Renfield: asistente de vampiro

Crítica de Marcelo Stiletano - La Nación

Renfield es al cine de terror todo lo que Deadpool representa para los universos creados alrededor de los superhéroes. Antes de contar la historia del asistente del conde Drácula, Chris McKay dirigió Lego Batman: la película, brillante parodia animada que toma como referencia esencial al gran personaje de Ryan Reynolds. Todo ese aire de familia fortalece y le da sentido a esta aventura ultraviolenta, llena de ironía y a la vez muy divertida. Los tres elementos se retroalimentan todo el tiempo y de esa fusión surgen algunos grandes momentos.

Esto no es todo, porque Renfield forma parte en el fondo de un verdadero multiverso que adquiere cuando se pone en funcionamiento mucho más sentido del que presumen sin mayor sustento Marvel y DC. Es un personaje que tranquilamente podría sumarse a alguno de los cuentos más desatados surgidos de la mente de James Gunn en este mismo ambiente. Tiene más de un punto clave de coincidencia con quienes forman parte del Escuadrón Suicida de Gunn. Sobre todo porque Renfield llega a nosotros como antihéroe y se propone hacer el camino inverso.

Para convertirse en héroe lo primero que hay que hacer es recuperar la autoestima y creer en uno mismo. McKay convierte esa búsqueda en una película llena de confianza en todo lo que tiene para ofrecer, que es mucho y se ofrece en dosis generosas e inteligentes. Hace tiempo que no vemos en una producción de alto perfil un aprovechamiento tan integral del tiempo. Aquí pasa de todo en concisos, impecables y muy bien aprovechados 93 minutos. Toda una lección para el Hollywood que prefiere siempre dar unas cuantas vueltas de más.

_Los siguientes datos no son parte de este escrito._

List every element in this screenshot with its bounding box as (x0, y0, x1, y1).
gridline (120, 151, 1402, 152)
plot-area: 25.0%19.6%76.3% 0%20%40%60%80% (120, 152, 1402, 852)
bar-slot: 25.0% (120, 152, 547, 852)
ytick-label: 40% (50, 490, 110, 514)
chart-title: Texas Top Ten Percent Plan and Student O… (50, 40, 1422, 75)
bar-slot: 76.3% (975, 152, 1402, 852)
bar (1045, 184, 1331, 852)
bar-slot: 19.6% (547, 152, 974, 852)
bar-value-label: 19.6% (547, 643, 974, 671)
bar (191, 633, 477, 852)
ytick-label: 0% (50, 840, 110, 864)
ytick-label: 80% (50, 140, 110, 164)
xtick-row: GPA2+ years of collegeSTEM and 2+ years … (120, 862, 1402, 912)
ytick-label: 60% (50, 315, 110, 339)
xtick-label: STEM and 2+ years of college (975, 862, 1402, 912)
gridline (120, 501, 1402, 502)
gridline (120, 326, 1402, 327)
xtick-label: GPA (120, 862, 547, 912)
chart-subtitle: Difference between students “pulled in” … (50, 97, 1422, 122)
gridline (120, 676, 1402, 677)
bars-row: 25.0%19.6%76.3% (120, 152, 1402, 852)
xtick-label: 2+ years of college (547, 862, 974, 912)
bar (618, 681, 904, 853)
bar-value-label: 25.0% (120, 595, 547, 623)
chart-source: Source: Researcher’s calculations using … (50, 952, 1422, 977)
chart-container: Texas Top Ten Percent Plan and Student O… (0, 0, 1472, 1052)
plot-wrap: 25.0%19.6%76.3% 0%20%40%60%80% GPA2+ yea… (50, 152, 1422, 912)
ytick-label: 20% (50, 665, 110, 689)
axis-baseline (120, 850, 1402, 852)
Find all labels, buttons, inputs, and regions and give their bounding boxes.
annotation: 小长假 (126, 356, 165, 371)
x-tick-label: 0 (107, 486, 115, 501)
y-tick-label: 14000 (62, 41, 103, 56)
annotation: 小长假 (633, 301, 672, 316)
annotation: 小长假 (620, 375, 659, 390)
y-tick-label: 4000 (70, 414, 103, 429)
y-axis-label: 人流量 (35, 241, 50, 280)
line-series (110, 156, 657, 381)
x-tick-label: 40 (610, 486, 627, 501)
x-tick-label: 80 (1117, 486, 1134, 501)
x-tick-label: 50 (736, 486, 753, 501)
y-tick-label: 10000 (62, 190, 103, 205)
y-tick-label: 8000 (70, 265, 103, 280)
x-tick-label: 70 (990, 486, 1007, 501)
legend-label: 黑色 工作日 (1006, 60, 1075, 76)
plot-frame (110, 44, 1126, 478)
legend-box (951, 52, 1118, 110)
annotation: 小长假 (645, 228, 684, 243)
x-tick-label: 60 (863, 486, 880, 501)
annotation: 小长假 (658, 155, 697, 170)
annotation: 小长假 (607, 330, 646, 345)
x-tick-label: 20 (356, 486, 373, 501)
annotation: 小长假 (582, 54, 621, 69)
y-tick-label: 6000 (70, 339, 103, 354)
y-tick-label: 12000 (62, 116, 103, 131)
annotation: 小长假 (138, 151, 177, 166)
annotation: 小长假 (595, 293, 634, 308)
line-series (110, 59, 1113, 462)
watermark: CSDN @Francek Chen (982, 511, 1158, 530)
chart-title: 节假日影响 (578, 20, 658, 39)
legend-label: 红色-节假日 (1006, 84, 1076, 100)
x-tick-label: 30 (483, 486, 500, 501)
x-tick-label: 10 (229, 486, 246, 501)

Esa hora y media empieza de la mejor manera, con una secuencia que instala a Renfield en el lugar que le corresponde dentro de la historia de Drácula, sobre todo la cinematográfica. McKay consigue la proeza visual de instalar al Renfield de 2023, personificado con elegancia y decisión por Nicholas Hoult, en uno de los cuadros de la canónica Drácula de 1931, el clásico de Tod Browning.

La inmejorable ayuda de la referencia original nos permite entender dos cosas fundamentales. Qué hizo Renfield para convertirse en lacayo, asistente y hasta enfermero de Drácula. Y sobre todo cómo pasó de planear con el temible conde de Transilvania una sencilla operación de bienes raíces a depender por completo de él.

En el mismo momento en que Renfield descubre las características abusivas de esa relación después de acudir a un grupo de autoayuda se activa en esta clásica historia de terror el dispositivo de la comedia. Y todo empieza a fluir cuando la búsqueda de redención del melindroso asistente se conecta con la tarea de una joven e incorruptible mujer policía (Awkwafina, excelente) y el combate que ambos libran contra un clan criminal liderada por un involuntario admirador del Conde (el comediante Ben Schwartz, otro puntal del elenco) y su madre (Shohreh Agdashloo).

La película juega todo el tiempo de manera literal y simbólica con los múltiples significados que tienen los lazos de sangre. El más festivo de todos es el que se impone en las colosales escenas de acción, llenas de ingeniosos guiños a la mejor cultura pop visual de los últimos tiempos, hábilmente coreografiadas y llenas de cuerpos que danzan con gracia y se sostienen en el aire hasta desmembrarse o explotar por completo en medio de explosiones rojizas.

No es fácil de lograr esta mezcla virtuosa entre la comedia y el más puro gore que le da sentido a todo el relato. Quien lo entiende mejor que nadie es Nicolas Cage, artífice de un Drácula inolvidable, capaz de aterrar y divertir al mismo tiempo. Con la boca llena de dientes limados como filosos colmillos, el gesto desdeñoso y una pose entre aristocrática y decadente, el actor construye una de las mejores caracterizaciones de su carrera gracias a un papel que parecía estar esperándolo toda la vida.

Cage ya se había aproximado en el cine a los rasgos de Drácula en El beso del vampiro (Vampire’s Kiss, 1998), que también tenía características de comedia policial y curiosamente nunca se estrenó en los cines argentinos. Pero allí encarnaba a un agente literario que se creía Drácula. Ahora le toca ser Drácula con todas las letras: megalómano, tóxico, seductor, espeluznante, irresistible.

En este divertimento que honra toda una gran tradición y se disfruta hasta más allá del cierre gracias a una imperdible secuencia de títulos finales, Cage nos muestra una vez más que entiende a la perfección lo que significa el carisma en el cine.